China faces unprecedented aging challenges, with its population aged 60 + projected to exceed 310 million by 2024. To address this, China integrated “healthy aging” into national strategies like the Healthy China 2030 initiative. However, a systematic analysis of policy themes and research hot-spots was lacking. This study aims to fill this gap by examining China’s healthy aging policies and academic focus areas from 2016 to 2025.

Objective

To identify core thematic characteristics of China’s healthy aging policies and research hot-spots using topic modeling and content analysis, revealing national priorities and informing global aging governance.

Methods

This study employed a mixed-methods approach to analyze China’s healthy aging policies and research trends. First, 14 national policy documents (2016–2025) were collected from official Chinese government portals, while 101 research papers were systematically retrieved and screened from four major Chinese academic databases. Policy texts underwent latent Dirichlet allocation (LDA) topic modeling using Python 3.11.8: after custom dictionary optimization and TF-IDF-weighted (term frequency-inverse document frequency) stop-word filtering, grid search identified the optimal topic count (K = 4) via perplexity-coherence metrics, followed by 50 iterations for model convergence. Simultaneously, research papers were analyzed through content analysis on the DiVoMiner® platform, using a predefined coding framework (4 primary themes, 15 sub-dimensions). Coding reliability was ensured via Holsti’s coefficient (0.93) derived from dual human-AI coder consensus.

Results

The LDA model revealed four core policy themes: Topic 0 (Comprehensive Health Service System and Elderly Health Monitoring, 11.4% strength), Topic 1 (Whole-Life-Cycle Health Management and Chronic Disease Prevention, 25.7%), Topic 2 (Development of Age-Friendly Industries and Public Services in Urban-Rural Contexts, 46.3%, highest strength), and Topic 3 (Innovative Models for Integrated Medical and Elderly Care and Elderly Health Services, 16.6%). Temporal analysis showed policy evolution from single-topic dominance (2016: Topic 0 at 99.9%) to multi-topic integration.

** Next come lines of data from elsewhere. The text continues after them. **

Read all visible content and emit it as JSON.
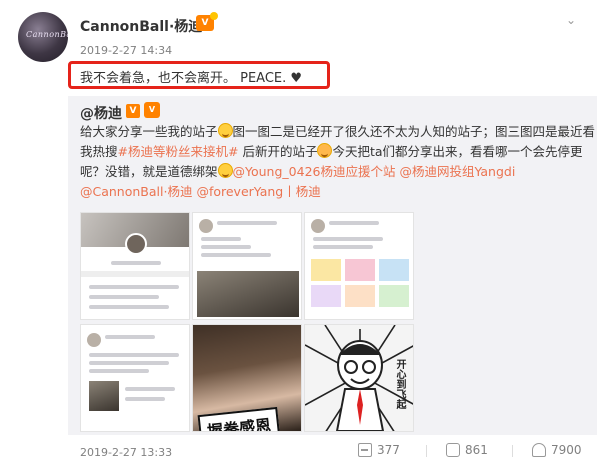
{
  "post": {
    "author": "CannonBall·杨迪",
    "avatar_signature": "CannonBall",
    "timestamp": "2019-2-27 14:34",
    "status_text": "我不会着急，也不会离开。 PEACE. ♥",
    "menu_icon": "chevron-down-icon"
  },
  "repost": {
    "author": "@杨迪",
    "line1": "给大家分享一些我的站子",
    "line1b": "图一图二是已经开了很久还不太为人知的站子；图三图四是最近看",
    "line2a": "我热搜",
    "line2_link": "#杨迪等粉丝来接机#",
    "line2b": " 后新开的站子",
    "line2c": "今天把ta们都分享出来，看看哪一个会先停更",
    "line3a": "呢？没错，就是道德绑架",
    "line3_mention1": "@Young_0426杨迪应援个站",
    "line3_mention2": "@杨迪网投组Yangdi",
    "line4_mention1": "@CannonBall·杨迪",
    "line4_mention2": "@foreverYang丨杨迪",
    "image6_caption": "开心到飞起",
    "image5_caption": "握拳感恩",
    "timestamp": "2019-2-27 13:33"
  },
  "footer": {
    "shares": "377",
    "comments": "861",
    "likes": "7900"
  }
}
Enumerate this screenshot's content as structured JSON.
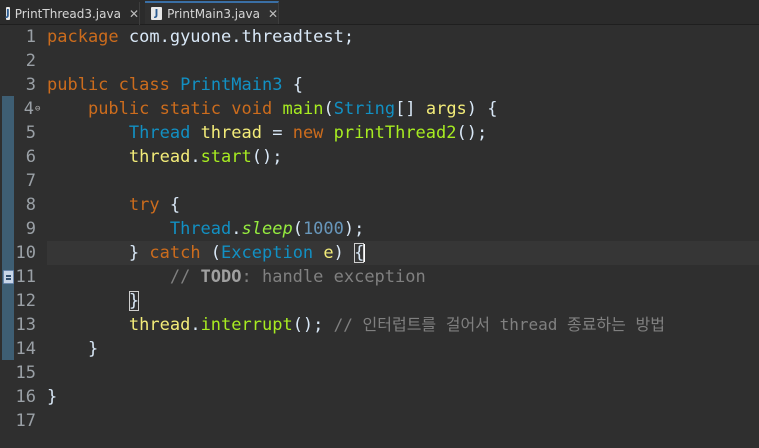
{
  "tabs": [
    {
      "label": "PrintThread3.java",
      "icon": "java-file-icon",
      "close": "✕",
      "active": false
    },
    {
      "label": "PrintMain3.java",
      "icon": "java-file-icon",
      "close": "✕",
      "active": true
    }
  ],
  "editor": {
    "line_numbers": [
      "1",
      "2",
      "3",
      "4",
      "5",
      "6",
      "7",
      "8",
      "9",
      "10",
      "11",
      "12",
      "13",
      "14",
      "15",
      "16",
      "17"
    ],
    "current_line": "10",
    "fold_marker": "⊖",
    "task_marker_line": "11",
    "lines": {
      "l1": {
        "kw": "package",
        "rest": " com.gyuone.threadtest;"
      },
      "l3": {
        "kw1": "public",
        "kw2": "class",
        "cls": "PrintMain3",
        "brace": " {"
      },
      "l4": {
        "kw1": "public",
        "kw2": "static",
        "kw3": "void",
        "fn": "main",
        "p1": "(",
        "ty": "String",
        "p2": "[] ",
        "var": "args",
        "p3": ") {"
      },
      "l5": {
        "ty": "Thread",
        "var": "thread",
        "eq": " = ",
        "kw": "new",
        "fn": "printThread2",
        "end": "();"
      },
      "l6": {
        "var": "thread",
        "dot": ".",
        "fn": "start",
        "end": "();"
      },
      "l8": {
        "kw": "try",
        "brace": " {"
      },
      "l9": {
        "ty": "Thread",
        "dot": ".",
        "stat": "sleep",
        "p1": "(",
        "num": "1000",
        "p2": ");"
      },
      "l10": {
        "b1": "} ",
        "kw": "catch",
        "p1": " (",
        "ty": "Exception",
        "sp": " ",
        "var": "e",
        "p2": ") ",
        "brace": "{"
      },
      "l11": {
        "slashes": "// ",
        "todo": "TODO",
        "rest": ": handle exception"
      },
      "l12": {
        "brace": "}"
      },
      "l13": {
        "var": "thread",
        "dot": ".",
        "fn": "interrupt",
        "end": "(); ",
        "comment": "// 인터럽트를 걸어서 thread 종료하는 방법"
      },
      "l14": {
        "brace": "}"
      },
      "l16": {
        "brace": "}"
      }
    }
  },
  "colors": {
    "background": "#2f2f2f",
    "keyword": "#cc6c1d",
    "type": "#1290c3",
    "method": "#a7ec21",
    "variable": "#f3ec79",
    "comment": "#808080",
    "number": "#6897bb",
    "change_bar": "#3e5e73"
  }
}
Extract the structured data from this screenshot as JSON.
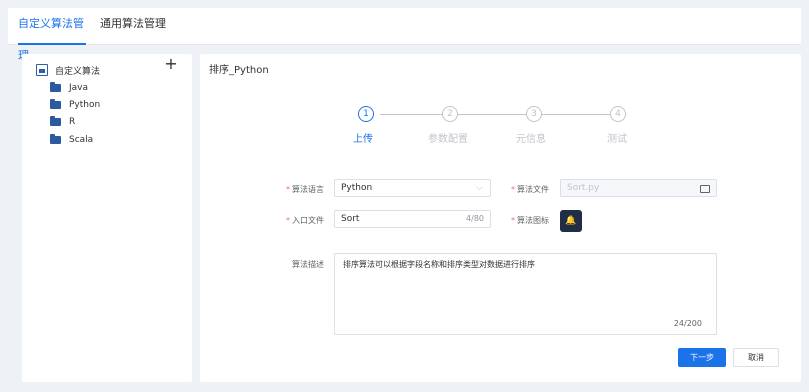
{
  "tabs": [
    {
      "label": "自定义算法管理",
      "active": true
    },
    {
      "label": "通用算法管理",
      "active": false
    }
  ],
  "tree": {
    "root_label": "自定义算法",
    "add_symbol": "+",
    "items": [
      "Java",
      "Python",
      "R",
      "Scala"
    ]
  },
  "panel": {
    "title": "排序_Python"
  },
  "steps": [
    {
      "number": "1",
      "label": "上传",
      "active": true
    },
    {
      "number": "2",
      "label": "参数配置",
      "active": false
    },
    {
      "number": "3",
      "label": "元信息",
      "active": false
    },
    {
      "number": "4",
      "label": "测试",
      "active": false
    }
  ],
  "form": {
    "language": {
      "label": "算法语言",
      "value": "Python",
      "arrow": "⌵"
    },
    "file": {
      "label": "算法文件",
      "value": "Sort.py",
      "icon": "folder-icon"
    },
    "entry": {
      "label": "入口文件",
      "value": "Sort",
      "counter": "4/80"
    },
    "icon": {
      "label": "算法图标",
      "icon": "bell-icon",
      "glyph": "🔔"
    },
    "description": {
      "label": "算法描述",
      "value": "排序算法可以根据字段名称和排序类型对数据进行排序",
      "counter": "24/200"
    }
  },
  "buttons": {
    "next": "下一步",
    "cancel": "取消"
  },
  "colors": {
    "accent": "#1a73e8",
    "background": "#eef1f6",
    "required": "#f56c6c",
    "icon_chip": "#1f2d45"
  }
}
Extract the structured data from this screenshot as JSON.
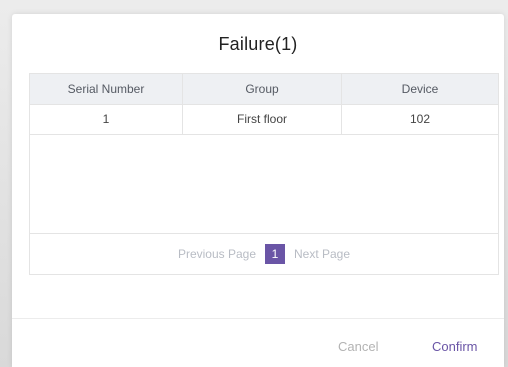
{
  "dialog": {
    "title": "Failure(1)",
    "table": {
      "headers": [
        "Serial Number",
        "Group",
        "Device"
      ],
      "rows": [
        [
          "1",
          "First floor",
          "102"
        ]
      ]
    },
    "pagination": {
      "prev_label": "Previous Page",
      "current_page": "1",
      "next_label": "Next Page"
    },
    "buttons": {
      "cancel_label": "Cancel",
      "confirm_label": "Confirm"
    }
  },
  "colors": {
    "accent": "#6a55a6",
    "header_bg": "#eef0f3",
    "border": "#e4e4e4",
    "muted_text": "#b8bcc4"
  }
}
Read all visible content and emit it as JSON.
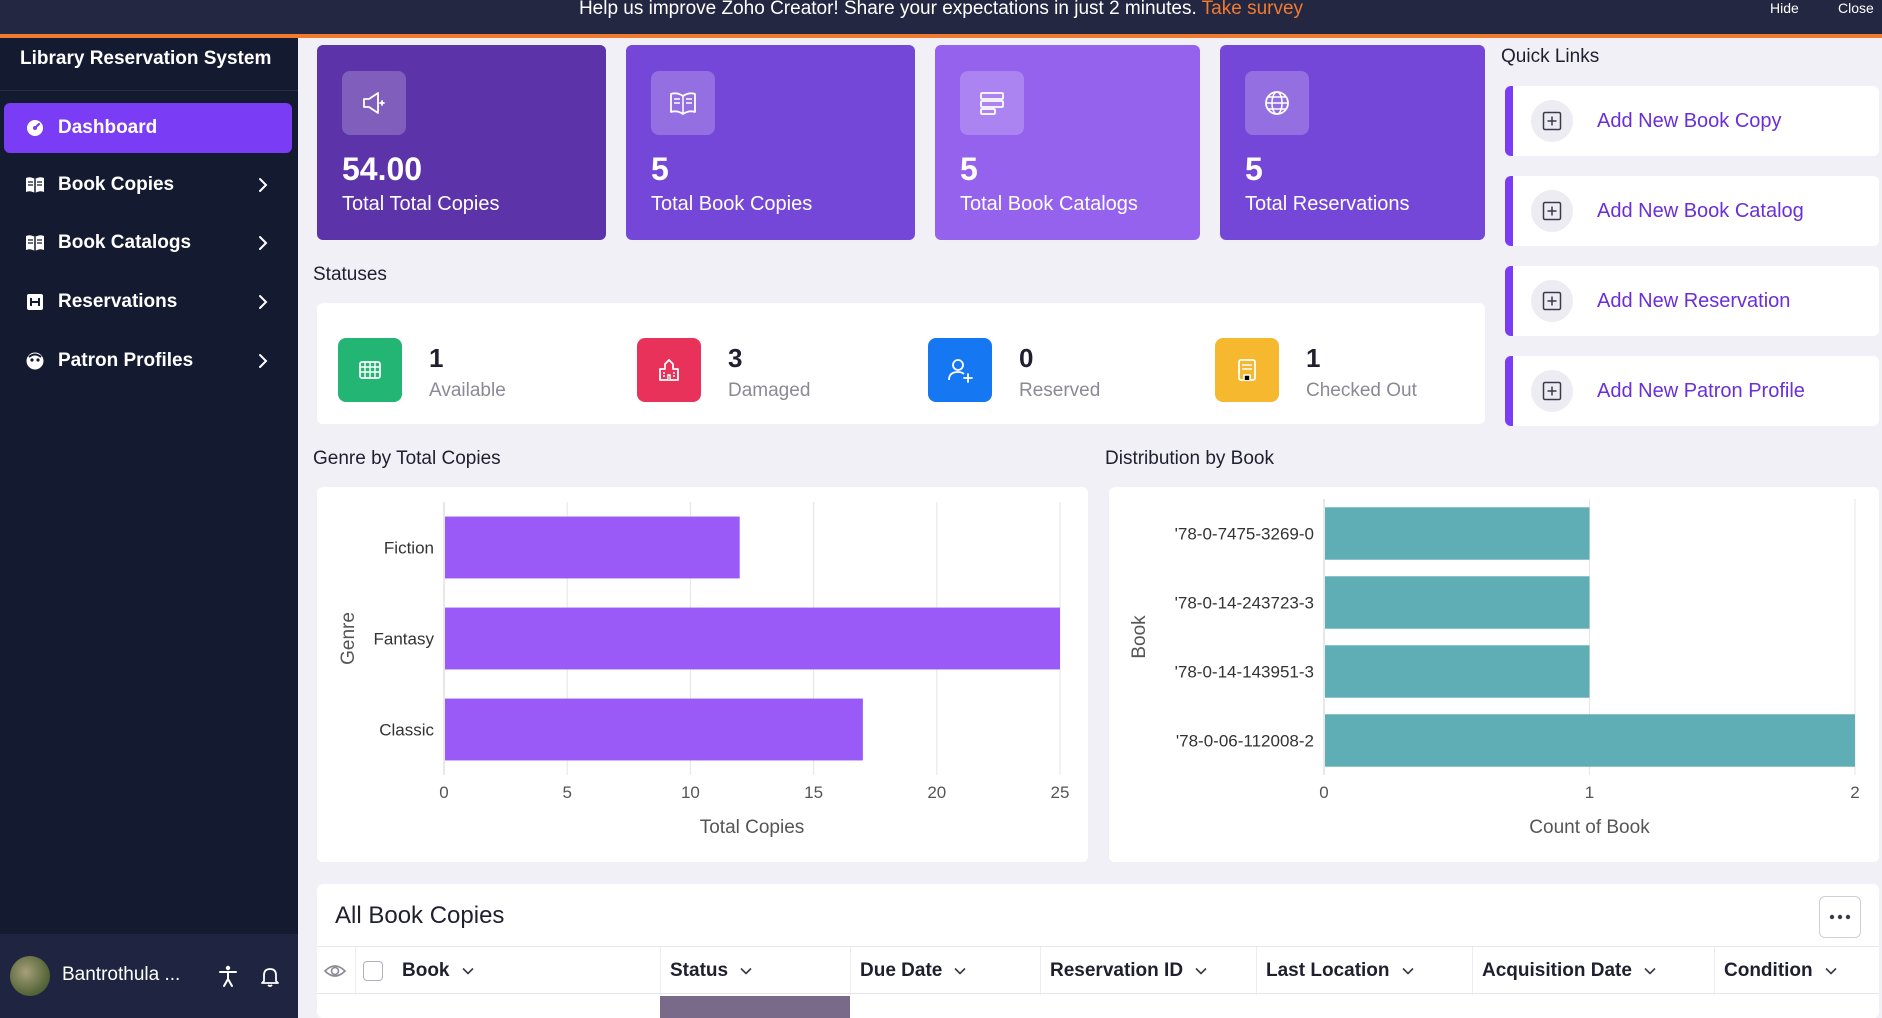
{
  "banner": {
    "message": "Help us improve Zoho Creator! Share your expectations in just 2 minutes.",
    "link": "Take survey",
    "hide_label": "Hide",
    "close_label": "Close"
  },
  "sidebar": {
    "app_title": "Library Reservation System",
    "items": [
      {
        "label": "Dashboard",
        "icon": "dashboard-icon",
        "active": true
      },
      {
        "label": "Book Copies",
        "icon": "book-icon"
      },
      {
        "label": "Book Catalogs",
        "icon": "book-icon"
      },
      {
        "label": "Reservations",
        "icon": "calendar-icon"
      },
      {
        "label": "Patron Profiles",
        "icon": "profile-icon"
      }
    ],
    "user_name": "Bantrothula ..."
  },
  "stats": [
    {
      "value": "54.00",
      "label": "Total Total Copies",
      "icon": "megaphone-icon",
      "color": "#5c33a8"
    },
    {
      "value": "5",
      "label": "Total Book Copies",
      "icon": "book-open-icon",
      "color": "#7547d9"
    },
    {
      "value": "5",
      "label": "Total Book Catalogs",
      "icon": "catalog-icon",
      "color": "#9562ee"
    },
    {
      "value": "5",
      "label": "Total Reservations",
      "icon": "globe-icon",
      "color": "#7547d9"
    }
  ],
  "quick_links": {
    "title": "Quick Links",
    "items": [
      {
        "label": "Add New Book Copy",
        "icon": "plus-square-icon"
      },
      {
        "label": "Add New Book Catalog",
        "icon": "plus-square-icon"
      },
      {
        "label": "Add New Reservation",
        "icon": "plus-square-icon"
      },
      {
        "label": "Add New Patron Profile",
        "icon": "plus-square-icon"
      }
    ]
  },
  "statuses": {
    "title": "Statuses",
    "items": [
      {
        "value": "1",
        "label": "Available",
        "color": "#22b573",
        "icon": "grid-icon"
      },
      {
        "value": "3",
        "label": "Damaged",
        "color": "#e8325a",
        "icon": "building-icon"
      },
      {
        "value": "0",
        "label": "Reserved",
        "color": "#1677f2",
        "icon": "user-add-icon"
      },
      {
        "value": "1",
        "label": "Checked Out",
        "color": "#f5b82e",
        "icon": "archive-icon"
      }
    ]
  },
  "chart_titles": {
    "genre": "Genre by Total Copies",
    "distribution": "Distribution by Book"
  },
  "chart_data": [
    {
      "type": "bar",
      "orientation": "horizontal",
      "categories": [
        "Fiction",
        "Fantasy",
        "Classic"
      ],
      "values": [
        12,
        25,
        17
      ],
      "xlabel": "Total Copies",
      "ylabel": "Genre",
      "xlim": [
        0,
        25
      ],
      "xticks": [
        "0",
        "5",
        "10",
        "15",
        "20",
        "25"
      ],
      "color": "#9a5af7",
      "grid": true
    },
    {
      "type": "bar",
      "orientation": "horizontal",
      "categories": [
        "'78-0-7475-3269-0",
        "'78-0-14-243723-3",
        "'78-0-14-143951-3",
        "'78-0-06-112008-2"
      ],
      "values": [
        1,
        1,
        1,
        2
      ],
      "xlabel": "Count of Book",
      "ylabel": "Book",
      "xlim": [
        0,
        2
      ],
      "xticks": [
        "0",
        "1",
        "2"
      ],
      "color": "#5fadb5",
      "grid": true
    }
  ],
  "table": {
    "title": "All Book Copies",
    "columns": [
      "Book",
      "Status",
      "Due Date",
      "Reservation ID",
      "Last Location",
      "Acquisition Date",
      "Condition"
    ]
  }
}
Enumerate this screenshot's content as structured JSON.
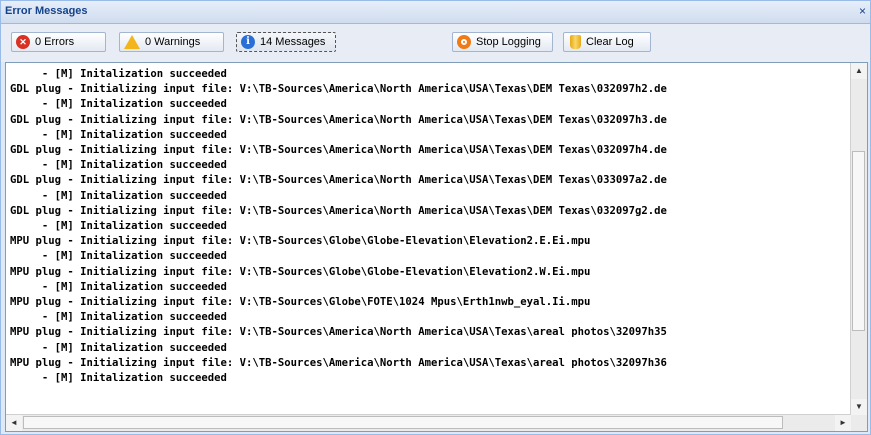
{
  "panel": {
    "title": "Error Messages",
    "close_label": "×"
  },
  "toolbar": {
    "errors_label": "0 Errors",
    "warnings_label": "0 Warnings",
    "messages_label": "14 Messages",
    "stop_logging_label": "Stop Logging",
    "clear_log_label": "Clear Log"
  },
  "log": {
    "lines": [
      "     - [M] Initalization succeeded",
      "GDL plug - Initializing input file: V:\\TB-Sources\\America\\North America\\USA\\Texas\\DEM Texas\\032097h2.de",
      "     - [M] Initalization succeeded",
      "GDL plug - Initializing input file: V:\\TB-Sources\\America\\North America\\USA\\Texas\\DEM Texas\\032097h3.de",
      "     - [M] Initalization succeeded",
      "GDL plug - Initializing input file: V:\\TB-Sources\\America\\North America\\USA\\Texas\\DEM Texas\\032097h4.de",
      "     - [M] Initalization succeeded",
      "GDL plug - Initializing input file: V:\\TB-Sources\\America\\North America\\USA\\Texas\\DEM Texas\\033097a2.de",
      "     - [M] Initalization succeeded",
      "GDL plug - Initializing input file: V:\\TB-Sources\\America\\North America\\USA\\Texas\\DEM Texas\\032097g2.de",
      "     - [M] Initalization succeeded",
      "MPU plug - Initializing input file: V:\\TB-Sources\\Globe\\Globe-Elevation\\Elevation2.E.Ei.mpu",
      "     - [M] Initalization succeeded",
      "MPU plug - Initializing input file: V:\\TB-Sources\\Globe\\Globe-Elevation\\Elevation2.W.Ei.mpu",
      "     - [M] Initalization succeeded",
      "MPU plug - Initializing input file: V:\\TB-Sources\\Globe\\FOTE\\1024 Mpus\\Erth1nwb_eyal.Ii.mpu",
      "     - [M] Initalization succeeded",
      "MPU plug - Initializing input file: V:\\TB-Sources\\America\\North America\\USA\\Texas\\areal photos\\32097h35",
      "     - [M] Initalization succeeded",
      "MPU plug - Initializing input file: V:\\TB-Sources\\America\\North America\\USA\\Texas\\areal photos\\32097h36",
      "     - [M] Initalization succeeded"
    ]
  },
  "scrollbars": {
    "up_arrow": "▲",
    "down_arrow": "▼",
    "left_arrow": "◄",
    "right_arrow": "►"
  }
}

Content analysis of research papers identified divergent hot spots: “Health Promotion Strategies” (102 occurrences, 33.3% focused on community support) and “Policy Support” (83 occurrences, 74.7% national-level) dominated the literature, whereas “Health Management Technologies” were significantly underrepresented (15 occurrences, 66.7% categorized as “other” uncategorized tech). Critical gaps included minimal focus on family support (1.2%) and underutilized technologies.

Conclusions

China’s healthy aging framework combines strategic governance, cultural resources, and socioeconomic integration. Strengths include tiered interventions for diverse needs and urban-rural synergy, though rural health equity and technology adoption require optimization. Future research should prioritize longitudinal policy evaluations, cross-nation comparisons, especially with developing economies, and participatory elderly-centered designs. China’s model offers a cost-effective paradigm for global aging societies.